Her next goal was to raise money to fund research, which could generate data supporting her cause. “Without research, the protocol of ICP treatment and diagnosis isn’t going to change,” she says. Through donations, sponsorships, and an annual 5K run, her organization raised $60,000 for the cause.

Gardner decided to get back in touch with El-Khoury to see what he could accomplish with these funds. “I outlined what we could do with the money to help push the field forward and raise awareness about the assay and how it could be used,” says El-Khoury. In February 2024, Judd’s Legacy officially awarded El-Khoury the funds.

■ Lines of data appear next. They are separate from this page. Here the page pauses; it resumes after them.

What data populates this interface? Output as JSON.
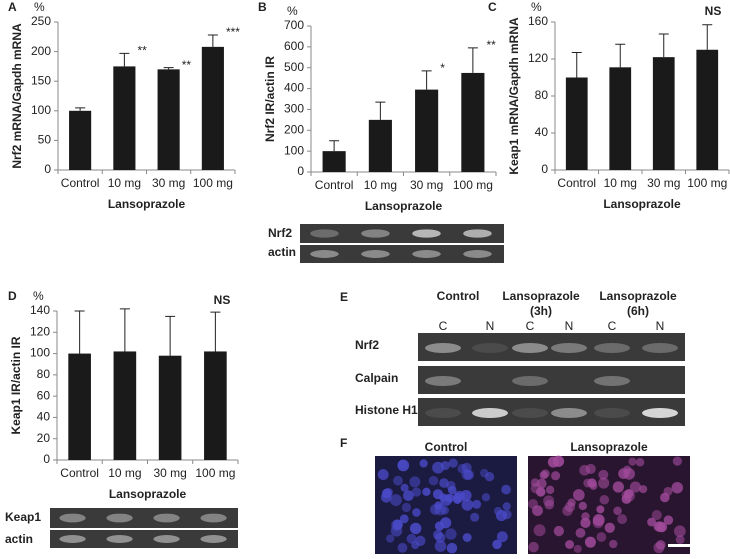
{
  "chart_data": [
    {
      "type": "bar",
      "panel": "A",
      "unit": "%",
      "y_label": "Nrf2 mRNA/Gapdh mRNA",
      "x_label": "Lansoprazole",
      "categories": [
        "Control",
        "10 mg",
        "30 mg",
        "100 mg"
      ],
      "values": [
        100,
        175,
        170,
        208
      ],
      "errors": [
        5,
        22,
        3,
        20
      ],
      "annotations": [
        null,
        "**",
        "**",
        "***"
      ],
      "color": "#1a1a1a",
      "ylim": [
        0,
        250
      ],
      "yticks": [
        0,
        50,
        100,
        150,
        200,
        250
      ]
    },
    {
      "type": "bar",
      "panel": "B",
      "unit": "%",
      "y_label": "Nrf2 IR/actin IR",
      "x_label": "Lansoprazole",
      "categories": [
        "Control",
        "10 mg",
        "30 mg",
        "100 mg"
      ],
      "values": [
        100,
        250,
        395,
        475
      ],
      "errors": [
        50,
        85,
        90,
        120
      ],
      "annotations": [
        null,
        null,
        "*",
        "**"
      ],
      "color": "#1a1a1a",
      "ylim": [
        0,
        700
      ],
      "yticks": [
        0,
        100,
        200,
        300,
        400,
        500,
        600,
        700
      ]
    },
    {
      "type": "bar",
      "panel": "C",
      "unit": "%",
      "note": "NS",
      "y_label": "Keap1 mRNA/Gapdh mRNA",
      "x_label": "Lansoprazole",
      "categories": [
        "Control",
        "10 mg",
        "30 mg",
        "100 mg"
      ],
      "values": [
        100,
        111,
        122,
        130
      ],
      "errors": [
        27,
        25,
        25,
        27
      ],
      "color": "#1a1a1a",
      "ylim": [
        0,
        160
      ],
      "yticks": [
        0,
        40,
        80,
        120,
        160
      ]
    },
    {
      "type": "bar",
      "panel": "D",
      "unit": "%",
      "note": "NS",
      "y_label": "Keap1 IR/actin IR",
      "x_label": "Lansoprazole",
      "categories": [
        "Control",
        "10 mg",
        "30 mg",
        "100 mg"
      ],
      "values": [
        100,
        102,
        98,
        102
      ],
      "errors": [
        40,
        40,
        37,
        37
      ],
      "color": "#1a1a1a",
      "ylim": [
        0,
        140
      ],
      "yticks": [
        0,
        20,
        40,
        60,
        80,
        100,
        120,
        140
      ]
    }
  ],
  "blots": {
    "B": [
      "Nrf2",
      "actin"
    ],
    "D": [
      "Keap1",
      "actin"
    ]
  },
  "panel_e": {
    "label": "E",
    "groups": [
      [
        "Control"
      ],
      [
        "Lansoprazole",
        "(3h)"
      ],
      [
        "Lansoprazole",
        "(6h)"
      ]
    ],
    "lanes": [
      "C",
      "N",
      "C",
      "N",
      "C",
      "N"
    ],
    "rows": [
      "Nrf2",
      "Calpain",
      "Histone H1"
    ]
  },
  "panel_f": {
    "label": "F",
    "images": [
      "Control",
      "Lansoprazole"
    ]
  }
}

New research to compare utility of new assay to standardized mass spectrometry testing

El-Khoury’s new grant will fund comprehensive studies that compare mass spectrometry testing and Total Bile Acids. He will also publish all of the existing validation data his laboratory produced when it first implemented the test in 2019. This will be important for providing hard evidence that the diagnostic results of the new assay are as reliable as the gold-standard testing.

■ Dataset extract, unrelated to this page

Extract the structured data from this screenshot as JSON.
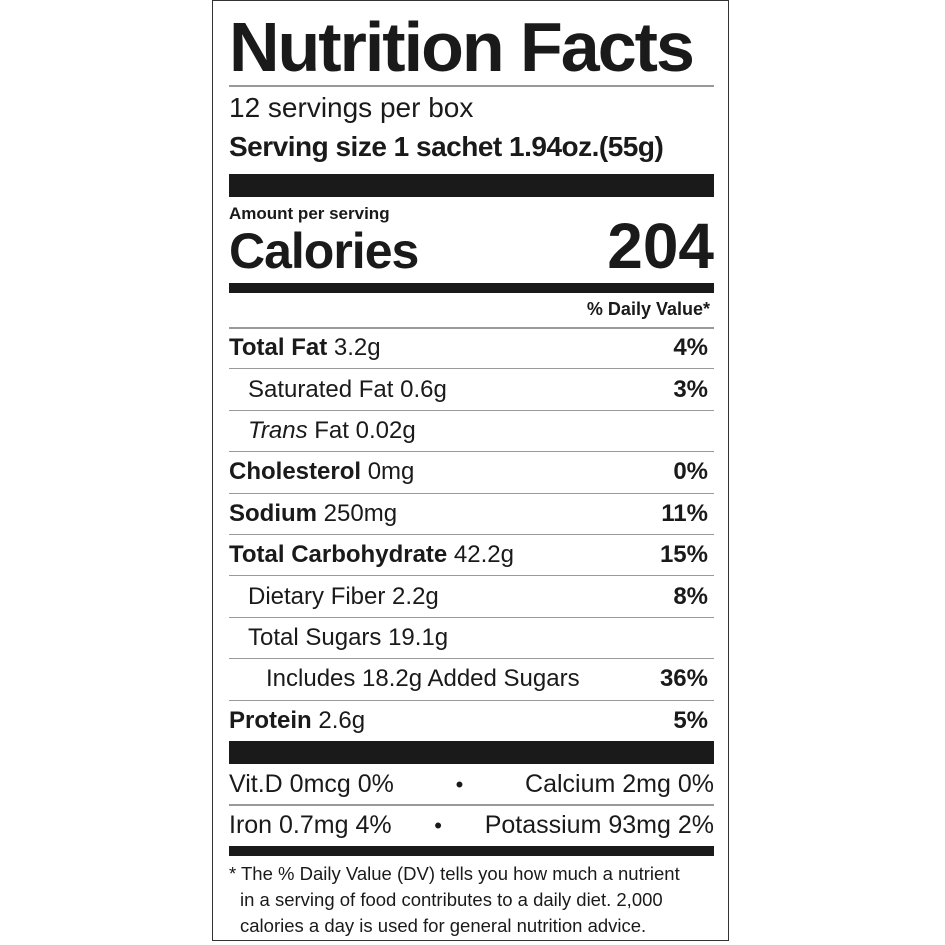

The researchers are also interested in studying how the new assay impacts the length of hospital stays for patients. Hospitals may be keeping patients who are high-risk in the hospital until they receive back their test results, El-Khoury explains. But with the new test, clinicians can discharge patients immediately if their bile acid levels are not elevated. His team hopes to quantify and measure this impact.

Through this work, El-Khoury also hopes to spread the word about ICP and the importance of rapid testing. “The goal of all of this is to raise awareness about intrahepatic cholestasis of pregnancy and provide recommendations to labs,” he says. “We want them to know there is an alternative test out there that gives results within an hour and is just as useful as mass spectrometry.”

Because ICP is a rare condition, it is not only often overlooked by hospitals, but also by investors, El-Khoury says. Thus, funding is very limited. “Without this grant, research like this would not be possible.”

“I wanted my child to leave a legacy and make a difference here on Earth since he didn’t get the opportunity,” says Gardner. “We hope Judd’s passing brings about some good to save other babies and to prevent other families from going through the same heartache our family has experienced.”